Can virtual reality reduce patient anxiety during surgery and save on sedatives? A study suggests so.
New technologies also find their place in medicine. Surgeons train in virtual reality or prepare for complex operations, such as the separation of conjoined twins. In the future, patients may also benefit from VR headsets in the operating room.
The surgery is usually performed under local anesthesia. Doctors block a local nerve, but patients remain fully conscious during the operation.
To prevent them from having anxiety or panic attacks during surgery, they are put into a twilight state with sedatives. This can sometimes have unwanted side effects.
Does virtual reality prevent anxiety in the operating room?
As an anesthesiologist, Professor Adeel Faruki of the University of Colorado School of Medicine must be constantly alert to patients’ pain and anxiety. Most sedatives are safe, he says, but they slow breathing and raise blood pressure.
For one study, Faruki and a team of researchers looked at 40 patients who had undergone hand surgery. The idea: Why not use virtual reality to distract patients and reduce their anxiety without using sedatives?

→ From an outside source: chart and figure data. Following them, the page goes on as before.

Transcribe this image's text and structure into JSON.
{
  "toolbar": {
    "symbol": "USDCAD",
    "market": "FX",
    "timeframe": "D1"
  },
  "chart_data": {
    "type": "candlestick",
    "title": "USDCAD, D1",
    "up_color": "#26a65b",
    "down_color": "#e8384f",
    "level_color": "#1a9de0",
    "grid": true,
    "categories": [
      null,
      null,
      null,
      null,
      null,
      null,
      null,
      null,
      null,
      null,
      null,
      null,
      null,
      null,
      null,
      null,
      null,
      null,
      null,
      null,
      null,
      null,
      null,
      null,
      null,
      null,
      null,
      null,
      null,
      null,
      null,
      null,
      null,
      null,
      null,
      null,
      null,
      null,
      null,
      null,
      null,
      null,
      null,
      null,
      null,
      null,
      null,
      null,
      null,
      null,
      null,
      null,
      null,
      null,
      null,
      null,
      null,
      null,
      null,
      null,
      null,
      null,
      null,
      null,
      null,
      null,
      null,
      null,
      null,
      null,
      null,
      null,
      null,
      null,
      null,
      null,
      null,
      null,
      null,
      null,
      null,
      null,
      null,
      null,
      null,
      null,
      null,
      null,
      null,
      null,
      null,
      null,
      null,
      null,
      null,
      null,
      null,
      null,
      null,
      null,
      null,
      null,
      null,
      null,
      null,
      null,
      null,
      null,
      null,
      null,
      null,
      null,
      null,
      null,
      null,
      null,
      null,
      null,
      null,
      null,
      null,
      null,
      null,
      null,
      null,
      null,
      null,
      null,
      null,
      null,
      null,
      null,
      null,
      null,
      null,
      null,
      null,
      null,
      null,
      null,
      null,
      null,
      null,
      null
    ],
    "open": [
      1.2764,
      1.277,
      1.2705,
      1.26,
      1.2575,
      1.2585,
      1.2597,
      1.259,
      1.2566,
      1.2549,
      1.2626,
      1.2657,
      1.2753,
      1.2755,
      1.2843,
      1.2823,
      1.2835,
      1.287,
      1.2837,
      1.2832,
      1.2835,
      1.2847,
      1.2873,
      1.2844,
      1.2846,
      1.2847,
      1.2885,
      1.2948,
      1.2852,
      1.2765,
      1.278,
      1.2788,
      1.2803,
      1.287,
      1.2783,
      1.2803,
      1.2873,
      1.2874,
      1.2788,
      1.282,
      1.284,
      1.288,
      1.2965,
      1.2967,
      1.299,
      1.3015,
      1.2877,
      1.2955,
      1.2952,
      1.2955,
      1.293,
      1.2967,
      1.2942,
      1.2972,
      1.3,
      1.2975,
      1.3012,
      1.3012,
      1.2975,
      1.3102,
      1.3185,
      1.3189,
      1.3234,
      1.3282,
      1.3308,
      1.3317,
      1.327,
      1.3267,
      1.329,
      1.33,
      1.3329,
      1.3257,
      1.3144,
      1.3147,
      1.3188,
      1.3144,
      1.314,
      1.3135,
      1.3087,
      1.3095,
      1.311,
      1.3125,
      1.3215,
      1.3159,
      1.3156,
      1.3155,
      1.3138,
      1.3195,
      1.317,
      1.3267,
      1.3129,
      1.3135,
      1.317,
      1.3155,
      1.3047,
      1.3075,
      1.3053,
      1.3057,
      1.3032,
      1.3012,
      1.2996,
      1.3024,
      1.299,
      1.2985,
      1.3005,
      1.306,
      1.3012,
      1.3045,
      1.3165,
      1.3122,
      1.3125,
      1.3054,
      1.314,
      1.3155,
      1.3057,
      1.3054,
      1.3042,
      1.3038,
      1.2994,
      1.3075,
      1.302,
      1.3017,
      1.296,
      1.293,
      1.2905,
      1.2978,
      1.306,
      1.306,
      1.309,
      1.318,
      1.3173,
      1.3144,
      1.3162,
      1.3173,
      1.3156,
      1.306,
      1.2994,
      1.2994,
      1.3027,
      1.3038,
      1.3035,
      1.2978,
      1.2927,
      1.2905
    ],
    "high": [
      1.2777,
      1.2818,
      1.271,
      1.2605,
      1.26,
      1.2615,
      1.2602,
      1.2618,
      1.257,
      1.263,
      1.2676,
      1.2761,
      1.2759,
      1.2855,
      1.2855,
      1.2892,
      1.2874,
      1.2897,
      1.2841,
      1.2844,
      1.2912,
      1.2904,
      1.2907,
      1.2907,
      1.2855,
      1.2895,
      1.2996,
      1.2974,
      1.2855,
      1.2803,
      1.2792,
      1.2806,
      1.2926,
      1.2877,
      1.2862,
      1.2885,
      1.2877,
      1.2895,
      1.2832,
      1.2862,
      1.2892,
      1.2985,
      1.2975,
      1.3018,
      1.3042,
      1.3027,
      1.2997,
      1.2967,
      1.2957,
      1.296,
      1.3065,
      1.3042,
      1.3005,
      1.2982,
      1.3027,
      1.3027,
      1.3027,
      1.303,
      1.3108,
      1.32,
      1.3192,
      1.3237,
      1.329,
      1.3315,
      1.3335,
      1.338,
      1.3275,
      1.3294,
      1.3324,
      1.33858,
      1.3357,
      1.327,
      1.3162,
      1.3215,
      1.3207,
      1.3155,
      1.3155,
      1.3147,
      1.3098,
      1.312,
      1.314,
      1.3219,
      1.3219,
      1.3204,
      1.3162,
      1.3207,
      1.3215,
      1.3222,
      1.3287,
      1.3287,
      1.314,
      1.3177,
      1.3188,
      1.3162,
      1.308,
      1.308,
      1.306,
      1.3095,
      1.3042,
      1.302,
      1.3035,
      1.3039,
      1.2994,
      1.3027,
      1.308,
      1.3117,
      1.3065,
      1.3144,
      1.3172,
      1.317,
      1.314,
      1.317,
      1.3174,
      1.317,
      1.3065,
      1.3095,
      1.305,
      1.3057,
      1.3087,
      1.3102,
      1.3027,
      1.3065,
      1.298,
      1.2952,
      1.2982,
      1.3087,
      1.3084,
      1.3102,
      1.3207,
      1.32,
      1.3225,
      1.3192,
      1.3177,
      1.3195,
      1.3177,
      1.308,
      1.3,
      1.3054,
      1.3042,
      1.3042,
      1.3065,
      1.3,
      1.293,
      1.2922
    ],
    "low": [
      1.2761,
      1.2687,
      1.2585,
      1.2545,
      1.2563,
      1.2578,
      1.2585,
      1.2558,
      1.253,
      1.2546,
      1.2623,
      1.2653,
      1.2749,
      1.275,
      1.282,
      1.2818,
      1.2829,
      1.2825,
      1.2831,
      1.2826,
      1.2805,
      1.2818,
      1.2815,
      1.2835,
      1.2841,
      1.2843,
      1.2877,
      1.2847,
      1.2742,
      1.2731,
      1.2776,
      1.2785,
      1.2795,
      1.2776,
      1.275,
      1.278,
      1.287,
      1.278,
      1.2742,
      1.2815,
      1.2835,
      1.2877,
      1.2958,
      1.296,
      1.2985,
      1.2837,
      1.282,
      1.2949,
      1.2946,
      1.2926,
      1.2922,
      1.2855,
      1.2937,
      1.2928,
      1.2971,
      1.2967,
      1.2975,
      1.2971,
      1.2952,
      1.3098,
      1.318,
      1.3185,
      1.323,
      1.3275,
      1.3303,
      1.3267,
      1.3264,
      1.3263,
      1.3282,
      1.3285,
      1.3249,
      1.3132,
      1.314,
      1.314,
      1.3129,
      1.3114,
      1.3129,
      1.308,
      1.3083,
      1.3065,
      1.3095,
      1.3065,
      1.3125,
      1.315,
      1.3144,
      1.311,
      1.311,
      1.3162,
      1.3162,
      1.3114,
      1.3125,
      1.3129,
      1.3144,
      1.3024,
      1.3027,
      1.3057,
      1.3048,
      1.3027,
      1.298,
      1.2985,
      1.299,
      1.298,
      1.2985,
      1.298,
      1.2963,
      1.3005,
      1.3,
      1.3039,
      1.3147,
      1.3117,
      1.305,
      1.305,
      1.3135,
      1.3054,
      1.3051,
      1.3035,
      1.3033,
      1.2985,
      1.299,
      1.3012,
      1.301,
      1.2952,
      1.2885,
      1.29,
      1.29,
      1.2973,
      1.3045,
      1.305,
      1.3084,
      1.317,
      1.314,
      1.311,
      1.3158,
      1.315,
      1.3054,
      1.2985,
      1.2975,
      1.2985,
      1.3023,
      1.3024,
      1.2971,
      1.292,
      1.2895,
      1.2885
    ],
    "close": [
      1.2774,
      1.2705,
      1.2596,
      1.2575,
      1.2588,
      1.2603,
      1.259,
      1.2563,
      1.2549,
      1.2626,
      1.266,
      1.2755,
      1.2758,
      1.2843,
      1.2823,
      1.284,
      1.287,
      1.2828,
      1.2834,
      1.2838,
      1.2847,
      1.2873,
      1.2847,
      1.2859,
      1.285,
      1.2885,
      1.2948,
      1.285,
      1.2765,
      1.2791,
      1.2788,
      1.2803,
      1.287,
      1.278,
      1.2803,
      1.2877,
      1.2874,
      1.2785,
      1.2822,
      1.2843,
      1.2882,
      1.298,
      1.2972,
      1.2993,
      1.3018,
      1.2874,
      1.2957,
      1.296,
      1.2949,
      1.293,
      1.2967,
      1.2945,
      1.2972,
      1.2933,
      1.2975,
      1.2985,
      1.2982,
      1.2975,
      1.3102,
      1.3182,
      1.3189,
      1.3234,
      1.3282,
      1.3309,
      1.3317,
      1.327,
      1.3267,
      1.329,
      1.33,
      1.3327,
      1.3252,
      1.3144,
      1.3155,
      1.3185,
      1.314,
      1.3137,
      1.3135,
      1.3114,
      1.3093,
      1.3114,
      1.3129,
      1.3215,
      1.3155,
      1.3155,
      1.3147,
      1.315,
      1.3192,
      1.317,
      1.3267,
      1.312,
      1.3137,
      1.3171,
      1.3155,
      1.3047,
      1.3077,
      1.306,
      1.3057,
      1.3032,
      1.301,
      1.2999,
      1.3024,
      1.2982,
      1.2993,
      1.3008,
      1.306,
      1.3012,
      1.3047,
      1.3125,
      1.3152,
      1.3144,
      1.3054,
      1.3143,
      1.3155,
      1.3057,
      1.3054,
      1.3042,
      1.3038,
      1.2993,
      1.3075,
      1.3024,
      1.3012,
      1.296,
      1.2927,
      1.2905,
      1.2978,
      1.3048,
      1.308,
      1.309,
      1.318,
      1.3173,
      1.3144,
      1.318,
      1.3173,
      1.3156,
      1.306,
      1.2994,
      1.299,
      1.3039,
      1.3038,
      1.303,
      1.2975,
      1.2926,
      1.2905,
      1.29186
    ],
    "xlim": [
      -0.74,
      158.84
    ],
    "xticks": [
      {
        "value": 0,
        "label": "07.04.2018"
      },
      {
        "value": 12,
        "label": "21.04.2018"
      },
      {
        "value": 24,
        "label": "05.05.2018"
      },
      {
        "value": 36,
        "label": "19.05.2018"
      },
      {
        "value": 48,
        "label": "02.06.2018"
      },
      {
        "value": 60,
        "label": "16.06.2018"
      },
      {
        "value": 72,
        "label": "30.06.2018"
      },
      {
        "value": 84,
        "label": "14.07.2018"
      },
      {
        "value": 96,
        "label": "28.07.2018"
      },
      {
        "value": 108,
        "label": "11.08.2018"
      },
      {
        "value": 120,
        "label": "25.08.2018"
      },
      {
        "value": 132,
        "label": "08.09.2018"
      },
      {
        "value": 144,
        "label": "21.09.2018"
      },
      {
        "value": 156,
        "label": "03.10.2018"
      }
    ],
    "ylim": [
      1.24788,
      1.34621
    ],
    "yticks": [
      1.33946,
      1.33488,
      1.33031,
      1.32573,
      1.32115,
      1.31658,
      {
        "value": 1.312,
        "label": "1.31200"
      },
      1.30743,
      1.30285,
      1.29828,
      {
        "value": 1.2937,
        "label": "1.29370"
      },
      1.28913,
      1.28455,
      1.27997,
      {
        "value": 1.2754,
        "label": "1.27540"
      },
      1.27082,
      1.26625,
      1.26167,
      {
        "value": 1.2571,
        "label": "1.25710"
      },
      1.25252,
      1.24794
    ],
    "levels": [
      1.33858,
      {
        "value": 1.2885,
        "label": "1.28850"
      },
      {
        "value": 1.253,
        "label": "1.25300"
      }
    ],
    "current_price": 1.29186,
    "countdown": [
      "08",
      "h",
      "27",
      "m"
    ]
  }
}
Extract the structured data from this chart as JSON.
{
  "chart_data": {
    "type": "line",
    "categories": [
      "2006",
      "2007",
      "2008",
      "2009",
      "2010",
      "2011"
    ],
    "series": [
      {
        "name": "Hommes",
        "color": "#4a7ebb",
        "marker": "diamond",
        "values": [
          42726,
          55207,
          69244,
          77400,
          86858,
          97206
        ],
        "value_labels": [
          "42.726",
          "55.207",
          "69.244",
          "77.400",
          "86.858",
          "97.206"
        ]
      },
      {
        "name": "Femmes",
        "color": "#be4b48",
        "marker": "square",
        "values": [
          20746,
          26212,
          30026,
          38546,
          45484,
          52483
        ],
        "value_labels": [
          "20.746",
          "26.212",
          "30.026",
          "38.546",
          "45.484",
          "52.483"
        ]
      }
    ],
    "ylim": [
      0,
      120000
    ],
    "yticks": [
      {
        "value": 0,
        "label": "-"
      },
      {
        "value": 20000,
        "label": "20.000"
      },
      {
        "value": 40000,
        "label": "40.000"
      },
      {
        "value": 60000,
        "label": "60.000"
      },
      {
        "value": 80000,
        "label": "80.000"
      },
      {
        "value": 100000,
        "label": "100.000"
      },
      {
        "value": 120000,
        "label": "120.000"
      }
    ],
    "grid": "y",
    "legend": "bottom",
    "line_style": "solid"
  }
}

The results of the Colorado study are remarkable. Patients who watched VR content during surgery and were shielded from ambient noise with headphones used significantly less sedation per hour than patients who were traditionally sedated.
In the study, almost half the amount of anesthetic propofol was saved. In terms of overall comfort during surgery, subjects found no significant difference between virtual reality and conventional sedation.
Advantages of virtual reality in the operating room
For the Colorado researchers, the benefits of virtual reality in the operating room are clear, and not just for reassurance. While patients in the twilight state are unable to provide useful information about their condition, the VR headset enables communication between doctors and patients.
For example, the remaining duration of the operation can be communicated via text messages overlaid on the VR headset, or the patient can be directly asked about their state of mind, Faruki explains. In the future, researchers want to send elderly patients into virtual reality during hip operations – the side effects of sedatives are more dangerous for them than for young people.
Virtual reality is already used in hospitals
Virtual reality is also making its way into German operating rooms. At the Fichtelgebirge hospital, patients watch films during the operation. The VR headset is designed to help patients relax during operations under local anesthesia, explains the hospital in Marktredwitz, Upper Franconia.
Patients can choose from a variety of movies, including Mission Impossible starring Tom Cruise. Classical music concerts are also offered. It is not yet known which application will be used for the VR presentation. After a test phase and positive feedback, virtual reality will become a permanent fixture in the hospital network.
Virtual reality is already being used successfully in hospitals for operations in the UK.